What is isolationism?
Isolationism is the idea that a country should not involve itself in other countries' affairs or develop entangling alliances. Many countries have practiced isolationism and many politicians have argued for the merits of isolationism throughout history, including in the United States.
In his famous "Farewell Address," George Washington warned the United States to "steer clear of permanent alliances with any portion of the foreign world," meaning to avoid getting tangled up in alliances with European countries which might eventually draw the young nation into war, but Washington was not a die-hard isolationist; he still advocated that the U.S. maintain open communications with other countries to advance trade.
Isolationist feelings rose again in the United States during World War I; many American leaders worried about the United States showing favoritism to either side of the conflict, fearing that possible trade boycotts would have lasting damage on American businesses.

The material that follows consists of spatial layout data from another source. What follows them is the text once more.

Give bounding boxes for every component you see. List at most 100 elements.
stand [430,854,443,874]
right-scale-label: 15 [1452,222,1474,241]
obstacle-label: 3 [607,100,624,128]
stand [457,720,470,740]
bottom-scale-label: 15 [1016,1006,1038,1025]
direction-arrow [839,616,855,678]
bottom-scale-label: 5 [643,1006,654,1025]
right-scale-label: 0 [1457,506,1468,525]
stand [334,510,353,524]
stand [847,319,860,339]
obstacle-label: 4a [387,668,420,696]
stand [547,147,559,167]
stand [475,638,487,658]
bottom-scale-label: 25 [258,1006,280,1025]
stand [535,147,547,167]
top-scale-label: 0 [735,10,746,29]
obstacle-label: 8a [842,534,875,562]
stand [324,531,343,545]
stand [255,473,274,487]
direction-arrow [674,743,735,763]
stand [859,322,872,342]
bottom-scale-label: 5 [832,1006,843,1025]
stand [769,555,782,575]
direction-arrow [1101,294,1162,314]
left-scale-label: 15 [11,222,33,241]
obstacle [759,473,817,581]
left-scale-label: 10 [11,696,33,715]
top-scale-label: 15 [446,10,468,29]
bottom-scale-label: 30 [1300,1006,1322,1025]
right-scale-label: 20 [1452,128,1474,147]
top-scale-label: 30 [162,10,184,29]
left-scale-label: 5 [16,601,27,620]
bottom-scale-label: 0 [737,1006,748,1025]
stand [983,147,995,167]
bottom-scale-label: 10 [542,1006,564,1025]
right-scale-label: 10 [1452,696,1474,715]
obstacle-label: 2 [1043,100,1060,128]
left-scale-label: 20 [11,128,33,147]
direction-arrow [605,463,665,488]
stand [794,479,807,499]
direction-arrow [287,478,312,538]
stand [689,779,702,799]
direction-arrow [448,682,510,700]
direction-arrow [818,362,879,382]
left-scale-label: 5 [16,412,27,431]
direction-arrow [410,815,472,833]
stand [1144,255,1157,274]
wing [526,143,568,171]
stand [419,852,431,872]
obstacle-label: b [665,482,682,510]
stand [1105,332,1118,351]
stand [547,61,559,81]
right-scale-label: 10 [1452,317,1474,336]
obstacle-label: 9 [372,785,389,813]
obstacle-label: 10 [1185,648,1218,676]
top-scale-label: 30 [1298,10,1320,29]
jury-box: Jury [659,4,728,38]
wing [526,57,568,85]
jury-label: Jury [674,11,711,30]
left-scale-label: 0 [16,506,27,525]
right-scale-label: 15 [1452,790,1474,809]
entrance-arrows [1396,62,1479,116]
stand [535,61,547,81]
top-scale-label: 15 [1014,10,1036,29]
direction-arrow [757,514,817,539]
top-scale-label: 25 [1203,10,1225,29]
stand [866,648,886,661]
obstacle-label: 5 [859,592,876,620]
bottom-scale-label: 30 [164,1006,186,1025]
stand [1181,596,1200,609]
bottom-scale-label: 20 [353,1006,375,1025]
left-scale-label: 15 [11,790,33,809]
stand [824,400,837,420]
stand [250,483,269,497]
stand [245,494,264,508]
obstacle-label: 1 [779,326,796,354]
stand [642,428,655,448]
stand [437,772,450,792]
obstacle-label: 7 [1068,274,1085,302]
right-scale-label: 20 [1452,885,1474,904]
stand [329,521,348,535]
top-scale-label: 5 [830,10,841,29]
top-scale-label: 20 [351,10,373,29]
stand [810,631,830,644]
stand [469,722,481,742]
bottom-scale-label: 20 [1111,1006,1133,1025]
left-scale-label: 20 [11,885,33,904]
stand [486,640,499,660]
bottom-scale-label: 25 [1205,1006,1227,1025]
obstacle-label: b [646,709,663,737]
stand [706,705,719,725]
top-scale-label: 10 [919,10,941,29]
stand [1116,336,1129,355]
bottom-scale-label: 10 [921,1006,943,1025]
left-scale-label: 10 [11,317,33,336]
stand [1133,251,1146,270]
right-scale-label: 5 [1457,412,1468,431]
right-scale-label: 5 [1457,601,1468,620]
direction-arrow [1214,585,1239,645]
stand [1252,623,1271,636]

Many American citizens fiercely opposed the idea of their country entering into a European conflict that they felt had little or nothing to do with them. Woodrow Wilson even won his reelection on the slogan "he kept us out of war." Ultimately, the sinking of the Lusitania drew the U.S. into World War I despite Wilson's efforts, ending America's isolationist policy.
Isolationism refers to the idea that it is in the best interest of a country to isolate themselves from world events and to not actively interfere in the affairs of another state, so as to prevent themselves from being drawn into potential conflicts. It has been most notably practiced by the American government during World War I and World War II, where the nation chose to maintain a position of neutrality in the midst of the outbreak of war on the European continent. It was only after repeated badgering and a change in wartime circumstances that eventually drove the Americans to diverge from their policy of isolationism to join the side of the Allies during both wars as late participants in the conflict.